In conversation with German music journalist Tobias Fischer, Alessandra Eramo talks about growing up in Tarano, a city shaped by Catholicism and superstition, by industrial pollution and the ancient tradition of mussel farming. Includes link to the audio files of the sound installation Se Dio Vuole.
Thick ropes entangled with remnants of the sea, the drone of industrial machinery interspersed with the cries of seagulls, and vocal recordings in the Tarentinian dialect transport the viewer to the birthplace of Italian vocalist and sound artist, Alessandra Eramo. Her work Se Dio vuole / God Willing is an ode to the beauty and destruction of Taranto.
Limited edition of 200 copies.
Published following the sound art exhibition Correnti Seduttive at Palazzo Galeota, Taranto, Italy, and ZKU, Berlin, in 2013 and 2014.
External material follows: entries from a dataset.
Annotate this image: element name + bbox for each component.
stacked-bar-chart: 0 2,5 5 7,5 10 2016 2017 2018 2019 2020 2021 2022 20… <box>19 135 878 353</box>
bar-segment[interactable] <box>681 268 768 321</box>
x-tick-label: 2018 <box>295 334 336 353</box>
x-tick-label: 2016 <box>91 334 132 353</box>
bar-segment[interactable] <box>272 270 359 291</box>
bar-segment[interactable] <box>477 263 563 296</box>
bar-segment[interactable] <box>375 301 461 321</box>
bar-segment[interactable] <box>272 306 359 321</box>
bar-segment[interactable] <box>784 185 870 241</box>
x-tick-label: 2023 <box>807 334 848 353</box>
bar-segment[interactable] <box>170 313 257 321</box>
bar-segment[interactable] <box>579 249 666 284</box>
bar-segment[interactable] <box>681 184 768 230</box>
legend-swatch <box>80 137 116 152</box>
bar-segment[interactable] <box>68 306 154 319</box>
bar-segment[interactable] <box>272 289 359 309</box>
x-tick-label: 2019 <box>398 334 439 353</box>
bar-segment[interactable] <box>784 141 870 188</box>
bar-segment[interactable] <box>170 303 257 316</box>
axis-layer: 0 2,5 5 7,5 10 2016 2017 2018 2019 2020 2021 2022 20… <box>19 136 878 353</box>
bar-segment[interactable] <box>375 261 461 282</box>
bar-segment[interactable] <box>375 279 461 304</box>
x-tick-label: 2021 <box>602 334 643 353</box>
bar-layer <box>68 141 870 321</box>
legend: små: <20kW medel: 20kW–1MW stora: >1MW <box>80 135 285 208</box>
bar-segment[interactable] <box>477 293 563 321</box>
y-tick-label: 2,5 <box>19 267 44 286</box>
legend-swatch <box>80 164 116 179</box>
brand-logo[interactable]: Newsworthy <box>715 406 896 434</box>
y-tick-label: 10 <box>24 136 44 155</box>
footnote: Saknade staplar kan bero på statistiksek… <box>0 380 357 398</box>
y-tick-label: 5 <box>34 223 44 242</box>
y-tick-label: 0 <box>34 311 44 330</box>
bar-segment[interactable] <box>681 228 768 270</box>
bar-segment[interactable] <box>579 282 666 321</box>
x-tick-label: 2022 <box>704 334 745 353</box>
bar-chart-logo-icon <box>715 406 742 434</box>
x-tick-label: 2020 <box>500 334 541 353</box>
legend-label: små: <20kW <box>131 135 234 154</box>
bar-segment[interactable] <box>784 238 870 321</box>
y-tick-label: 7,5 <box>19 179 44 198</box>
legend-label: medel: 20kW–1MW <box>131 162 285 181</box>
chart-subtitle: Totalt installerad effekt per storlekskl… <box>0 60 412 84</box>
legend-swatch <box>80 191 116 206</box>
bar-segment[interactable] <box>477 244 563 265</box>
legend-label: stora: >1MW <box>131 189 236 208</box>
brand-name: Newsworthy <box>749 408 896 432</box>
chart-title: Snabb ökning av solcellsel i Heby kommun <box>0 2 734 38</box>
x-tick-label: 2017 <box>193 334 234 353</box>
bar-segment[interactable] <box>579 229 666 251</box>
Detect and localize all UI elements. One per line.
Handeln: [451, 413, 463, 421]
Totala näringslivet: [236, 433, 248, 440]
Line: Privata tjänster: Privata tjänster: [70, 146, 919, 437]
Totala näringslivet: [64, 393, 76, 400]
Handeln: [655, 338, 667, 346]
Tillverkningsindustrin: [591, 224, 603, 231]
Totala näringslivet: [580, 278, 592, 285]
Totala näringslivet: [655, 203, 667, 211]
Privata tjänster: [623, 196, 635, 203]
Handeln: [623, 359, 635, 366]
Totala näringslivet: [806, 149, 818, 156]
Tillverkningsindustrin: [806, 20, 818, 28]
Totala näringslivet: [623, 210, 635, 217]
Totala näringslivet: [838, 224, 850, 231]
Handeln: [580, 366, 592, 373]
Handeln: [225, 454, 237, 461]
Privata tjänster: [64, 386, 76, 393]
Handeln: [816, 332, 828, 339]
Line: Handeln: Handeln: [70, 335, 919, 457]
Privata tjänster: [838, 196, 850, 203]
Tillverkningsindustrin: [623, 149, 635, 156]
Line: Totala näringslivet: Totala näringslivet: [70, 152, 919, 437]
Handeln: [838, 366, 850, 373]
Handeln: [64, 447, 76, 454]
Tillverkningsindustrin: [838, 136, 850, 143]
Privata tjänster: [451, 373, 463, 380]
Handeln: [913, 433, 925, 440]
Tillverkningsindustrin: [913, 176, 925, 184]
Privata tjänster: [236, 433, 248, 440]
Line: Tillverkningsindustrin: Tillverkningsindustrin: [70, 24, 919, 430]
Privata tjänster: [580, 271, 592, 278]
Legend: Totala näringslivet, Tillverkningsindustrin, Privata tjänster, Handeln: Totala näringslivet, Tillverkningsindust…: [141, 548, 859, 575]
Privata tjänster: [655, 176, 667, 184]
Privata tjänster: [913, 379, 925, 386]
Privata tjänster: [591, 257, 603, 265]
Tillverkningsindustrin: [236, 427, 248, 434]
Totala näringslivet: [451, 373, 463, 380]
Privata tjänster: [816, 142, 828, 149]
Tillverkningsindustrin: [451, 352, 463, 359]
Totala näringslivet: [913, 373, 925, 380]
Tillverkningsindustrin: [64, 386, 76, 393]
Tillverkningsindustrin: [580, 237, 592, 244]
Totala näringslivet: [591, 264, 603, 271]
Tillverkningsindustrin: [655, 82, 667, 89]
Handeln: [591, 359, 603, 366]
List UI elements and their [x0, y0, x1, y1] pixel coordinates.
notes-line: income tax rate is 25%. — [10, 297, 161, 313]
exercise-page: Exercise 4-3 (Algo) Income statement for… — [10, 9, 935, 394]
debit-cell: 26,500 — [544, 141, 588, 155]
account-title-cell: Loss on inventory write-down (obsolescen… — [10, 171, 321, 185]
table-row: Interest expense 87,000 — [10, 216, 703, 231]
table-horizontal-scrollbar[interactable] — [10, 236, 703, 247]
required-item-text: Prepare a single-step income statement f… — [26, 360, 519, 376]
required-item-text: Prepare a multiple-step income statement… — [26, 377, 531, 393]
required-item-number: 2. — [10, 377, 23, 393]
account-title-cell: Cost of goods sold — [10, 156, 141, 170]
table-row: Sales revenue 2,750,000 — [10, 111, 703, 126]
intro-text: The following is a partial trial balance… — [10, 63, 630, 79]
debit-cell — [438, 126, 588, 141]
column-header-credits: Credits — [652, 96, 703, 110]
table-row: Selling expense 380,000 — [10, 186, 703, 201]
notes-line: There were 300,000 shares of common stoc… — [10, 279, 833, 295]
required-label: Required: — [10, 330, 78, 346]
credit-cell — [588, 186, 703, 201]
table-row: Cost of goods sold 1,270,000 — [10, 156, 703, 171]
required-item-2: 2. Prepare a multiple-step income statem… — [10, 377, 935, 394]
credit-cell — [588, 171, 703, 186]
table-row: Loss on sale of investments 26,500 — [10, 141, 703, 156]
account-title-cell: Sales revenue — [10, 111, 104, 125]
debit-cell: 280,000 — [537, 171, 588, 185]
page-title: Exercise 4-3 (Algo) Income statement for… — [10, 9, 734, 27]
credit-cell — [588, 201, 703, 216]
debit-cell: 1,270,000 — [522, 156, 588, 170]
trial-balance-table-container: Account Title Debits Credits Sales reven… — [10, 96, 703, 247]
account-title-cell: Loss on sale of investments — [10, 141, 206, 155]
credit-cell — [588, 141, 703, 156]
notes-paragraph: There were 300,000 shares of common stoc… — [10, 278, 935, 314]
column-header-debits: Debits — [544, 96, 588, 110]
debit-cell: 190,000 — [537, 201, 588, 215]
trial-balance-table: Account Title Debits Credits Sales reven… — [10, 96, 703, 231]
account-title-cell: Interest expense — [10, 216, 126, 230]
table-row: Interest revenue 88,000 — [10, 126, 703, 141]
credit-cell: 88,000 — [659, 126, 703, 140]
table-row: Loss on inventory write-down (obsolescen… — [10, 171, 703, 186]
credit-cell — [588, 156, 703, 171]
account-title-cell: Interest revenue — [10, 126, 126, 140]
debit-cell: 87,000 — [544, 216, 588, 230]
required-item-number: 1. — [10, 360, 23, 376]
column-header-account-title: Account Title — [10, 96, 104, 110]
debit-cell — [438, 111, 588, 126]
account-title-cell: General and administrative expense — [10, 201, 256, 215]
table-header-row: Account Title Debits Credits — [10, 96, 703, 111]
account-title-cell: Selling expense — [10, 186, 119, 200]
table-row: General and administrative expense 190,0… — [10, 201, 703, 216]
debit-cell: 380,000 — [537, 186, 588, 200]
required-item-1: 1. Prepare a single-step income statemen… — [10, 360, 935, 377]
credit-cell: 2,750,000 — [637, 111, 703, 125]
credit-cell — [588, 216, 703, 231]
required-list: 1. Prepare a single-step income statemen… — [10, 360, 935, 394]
Alessandra Eramo (born 1982 in Taranto, South Italy, lives and works in Berlin), also known under her artist name Ezramo, is an Italian-German sound artist, vocalist and composer who works primarily with voice and noise. She was trained in classical singing, piano and music theory since an early age, studied intermedial arts, experimental music and performance in Milan, Stuttgart and Venice. Through performance, video, drawings and installation, she investigates the tension between vocality and writing, the phonetics, the physicality and trance-like states in singing. The essence of her practice is to destabilize the normal expectations of voice, body and identity in order to trace a new sense of beauty in sound and language. Her artistic production focuses on the juxtaposition between pleasure and disturbance, fragility and power, memory and the present, public space and intimacy.